We have previously shown that the residues Glu4-Leu5-Arg6 (ELR) preceding the first cysteine at the N terminus of the 72-residue form of interleukin-8 (IL-8) are essential for receptor binding and neutrophil activation (Clark-Lewis, I., Schumacher, C., Baggiolini, M., and Moser, B. (1991) J. Biol. Chem. 266, 23128-23134). We have now synthesized a series of analogs of IL-8(4-72), the truncated form of IL-8 with the N-terminal sequence ELRC, as potential IL-8 antagonists. Among 26 analogs with deletions or amino acid replacements in the ELR region several inhibited IL-8 function.
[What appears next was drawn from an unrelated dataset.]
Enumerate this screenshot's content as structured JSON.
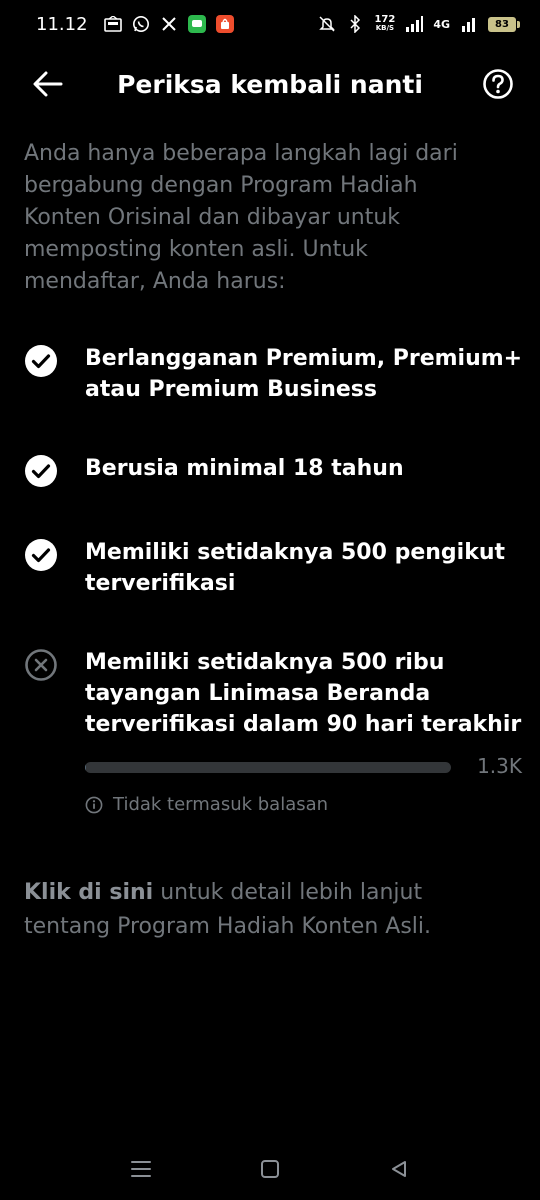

The most potent were IL-8(6-72), with Arg6 at the N terminus, and IL-8,AAR(7-72) with N-terminal Ala4-Ala5 instead of Glu4-Leu5. They inhibited IL-8 receptor binding, exocytosis (IC50 0.3 microM), as well as chemotaxis and the respiratory burst. Inhibition was restricted to responses elicited by IL-8, GRO alpha, or NAP-2, and no effect was observed when the unrelated agonists fMet-Leu-Phe or C5a were used as stimuli. These results demonstrate that selective antagonists that prevent or attenuate the action of IL-8 and its related chemotactic cytokines are obtained by modification of the ELR sequence at the N terminus.